10). Selalu mendamaikan sengketa yang terjadi diantara sesama muslim. Janganlah berpihak kepada salah seorang diantara mereka . Tetapi damaikanlah dengan cara yang baik dan lemah lembut . Hal ini sesuai dengan firman-Nya dan Hadits Nabi SAW :

“ Sesungguhnya orang-orang mukmin itu bersaudara karena itu damaikanlah antara kedua saudaramu”..( QS Al Hujurot 49 : 10 )

“ Sedekah yang paling baik adalah mendamaikan orang yang berselisih “.( HR Thabrani )

“ Bukanlah pendusta orang yang mendamaikan sesama manusia lalu dikembangkannya kebaikan atau diucapkannya perkataan yang baik-baik “. (HR Bukhori )

11). Selalu bertegur sapa dan beramah tamah diantara sesama muslim. Sesuai dengan Hadits Nabi SAW :

“Apabila salah seorang kamu mengasihi saudaramu pada jalan Allah maka hendaklah ia mengajarinya karena hal itu melebihlamakan keramah-tamahan dan lebih memantapkan kemesraan “. ( HR Bukhari )

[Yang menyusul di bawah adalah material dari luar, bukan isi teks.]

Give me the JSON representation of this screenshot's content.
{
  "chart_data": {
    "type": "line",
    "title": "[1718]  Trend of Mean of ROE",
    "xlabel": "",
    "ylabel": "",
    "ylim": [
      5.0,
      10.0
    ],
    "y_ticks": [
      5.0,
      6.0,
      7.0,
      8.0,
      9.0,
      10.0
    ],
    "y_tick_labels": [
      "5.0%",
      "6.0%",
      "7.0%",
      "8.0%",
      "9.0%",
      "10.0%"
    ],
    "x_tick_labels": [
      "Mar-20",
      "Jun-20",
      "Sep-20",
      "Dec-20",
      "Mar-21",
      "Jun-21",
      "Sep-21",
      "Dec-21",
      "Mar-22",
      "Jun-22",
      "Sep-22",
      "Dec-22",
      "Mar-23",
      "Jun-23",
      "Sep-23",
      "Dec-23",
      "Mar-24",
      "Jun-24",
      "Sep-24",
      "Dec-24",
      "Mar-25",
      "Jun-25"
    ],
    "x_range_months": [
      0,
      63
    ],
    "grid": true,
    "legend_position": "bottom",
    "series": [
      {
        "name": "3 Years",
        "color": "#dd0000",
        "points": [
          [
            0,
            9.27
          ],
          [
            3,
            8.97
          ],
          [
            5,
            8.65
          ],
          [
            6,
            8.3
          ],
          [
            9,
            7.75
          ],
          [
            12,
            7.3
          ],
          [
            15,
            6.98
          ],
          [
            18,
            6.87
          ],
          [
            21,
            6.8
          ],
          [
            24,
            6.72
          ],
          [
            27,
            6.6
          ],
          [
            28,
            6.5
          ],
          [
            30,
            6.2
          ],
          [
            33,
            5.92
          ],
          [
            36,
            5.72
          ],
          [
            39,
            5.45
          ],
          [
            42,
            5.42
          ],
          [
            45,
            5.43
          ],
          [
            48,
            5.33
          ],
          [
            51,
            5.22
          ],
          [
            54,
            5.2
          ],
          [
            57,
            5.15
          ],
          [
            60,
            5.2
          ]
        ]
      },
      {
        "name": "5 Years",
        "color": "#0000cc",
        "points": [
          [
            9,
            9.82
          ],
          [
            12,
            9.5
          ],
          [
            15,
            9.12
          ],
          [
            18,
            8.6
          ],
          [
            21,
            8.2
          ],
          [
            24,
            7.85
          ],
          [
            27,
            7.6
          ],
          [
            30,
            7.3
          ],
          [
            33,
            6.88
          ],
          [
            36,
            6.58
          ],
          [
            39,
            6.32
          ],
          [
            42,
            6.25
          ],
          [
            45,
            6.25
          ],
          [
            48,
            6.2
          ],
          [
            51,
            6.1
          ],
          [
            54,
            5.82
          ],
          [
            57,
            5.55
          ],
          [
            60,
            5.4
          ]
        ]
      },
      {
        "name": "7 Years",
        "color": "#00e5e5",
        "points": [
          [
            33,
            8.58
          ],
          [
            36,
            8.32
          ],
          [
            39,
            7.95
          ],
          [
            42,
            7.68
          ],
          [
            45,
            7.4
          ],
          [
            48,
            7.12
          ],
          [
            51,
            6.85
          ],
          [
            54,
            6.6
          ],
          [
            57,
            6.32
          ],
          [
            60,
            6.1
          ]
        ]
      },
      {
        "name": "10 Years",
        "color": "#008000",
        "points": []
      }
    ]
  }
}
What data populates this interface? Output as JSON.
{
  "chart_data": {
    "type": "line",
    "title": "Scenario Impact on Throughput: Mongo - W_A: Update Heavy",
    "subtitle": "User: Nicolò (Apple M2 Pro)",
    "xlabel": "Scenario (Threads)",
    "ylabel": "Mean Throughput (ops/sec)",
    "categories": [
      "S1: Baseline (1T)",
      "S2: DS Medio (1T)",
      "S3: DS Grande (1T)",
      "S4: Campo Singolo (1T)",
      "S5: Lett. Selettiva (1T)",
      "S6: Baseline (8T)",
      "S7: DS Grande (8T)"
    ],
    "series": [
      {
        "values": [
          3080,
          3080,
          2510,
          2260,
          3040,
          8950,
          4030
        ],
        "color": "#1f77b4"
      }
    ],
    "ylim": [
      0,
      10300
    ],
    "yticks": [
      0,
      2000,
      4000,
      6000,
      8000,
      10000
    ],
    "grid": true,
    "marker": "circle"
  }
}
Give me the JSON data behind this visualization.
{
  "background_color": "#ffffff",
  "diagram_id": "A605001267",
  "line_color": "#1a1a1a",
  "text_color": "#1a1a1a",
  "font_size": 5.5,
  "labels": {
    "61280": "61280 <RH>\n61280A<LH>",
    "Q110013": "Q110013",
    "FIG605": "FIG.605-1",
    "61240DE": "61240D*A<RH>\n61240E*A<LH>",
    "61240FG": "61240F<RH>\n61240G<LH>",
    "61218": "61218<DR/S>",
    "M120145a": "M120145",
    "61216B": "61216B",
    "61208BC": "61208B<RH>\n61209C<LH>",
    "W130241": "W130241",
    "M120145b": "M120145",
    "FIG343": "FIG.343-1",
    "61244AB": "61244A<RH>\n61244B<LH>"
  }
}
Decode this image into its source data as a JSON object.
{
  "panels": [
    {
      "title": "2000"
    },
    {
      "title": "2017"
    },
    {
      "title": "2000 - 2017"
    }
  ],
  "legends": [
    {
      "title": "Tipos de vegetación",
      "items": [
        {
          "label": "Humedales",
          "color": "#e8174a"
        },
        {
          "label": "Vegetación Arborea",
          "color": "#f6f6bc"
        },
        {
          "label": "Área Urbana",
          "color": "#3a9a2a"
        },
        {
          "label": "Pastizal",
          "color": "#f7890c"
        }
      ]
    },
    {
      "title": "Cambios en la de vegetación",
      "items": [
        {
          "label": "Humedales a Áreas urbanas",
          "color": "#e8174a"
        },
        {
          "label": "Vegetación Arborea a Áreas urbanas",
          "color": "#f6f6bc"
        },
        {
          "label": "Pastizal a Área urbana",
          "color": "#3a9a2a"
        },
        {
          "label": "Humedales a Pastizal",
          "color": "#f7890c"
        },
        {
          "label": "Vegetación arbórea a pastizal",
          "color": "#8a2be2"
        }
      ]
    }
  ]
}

“ Bila anda bersahabat dengan seseorang tanyalah namanya dan nama ayahnya atau bertegur sapa . Jika ia tidak ditempat, anda menjaganya , dan jika ia sakit, anda menjenguknya dan jika ian meninggal dunia anda menyaksikannya atau mengiringinya “. ( HR Al Baihaqi )

12). Selalu melapangkan tempat duduk kepada sesama muslim atau orang lain ketika sedang mengikuti suatu majelis sesuai dengan hadits Nabi SAW :

“ Sesungguhnya bagi seorang muslim itu ada hak apabila melihat saudaranya datang, ia menjauhkan diri atau menyediakan tempat untuknya “.( HR Al Baihaqi )

13). Selalu menempati janji sesama muslim apabila kita terlibat janji. Karena masa menunggu itu adalah salah satu pemberian yang dikalangan Ahlullah adalah hutang. Dan mungkir janji adalah sebagian tanda-tanda munafik. Hal ini sesuai dengan hadits Nabi SAW :

“ Tanda-tanda munafik itu ada tiga yaitu apabila berbicara dia dusta, apabila berjanji dia mungkir dan apabila dipercaya dia berkhianat “. ( HR Bukhari )

Demikianlah beberapa hikmah yang dapat kita ambil sebagai pelajaran yang sangat mendalam dari sebuah penyelenggaraan kegiatan halal bi halal, semoga kita dapat mengaktualisasikannya dalam kehidupan sehari-hari. Kurang lebihnya mohon maaf, akhirul kalam, wabillahi taufik wal hidayah wassalamu’alaikum Wr. Wb.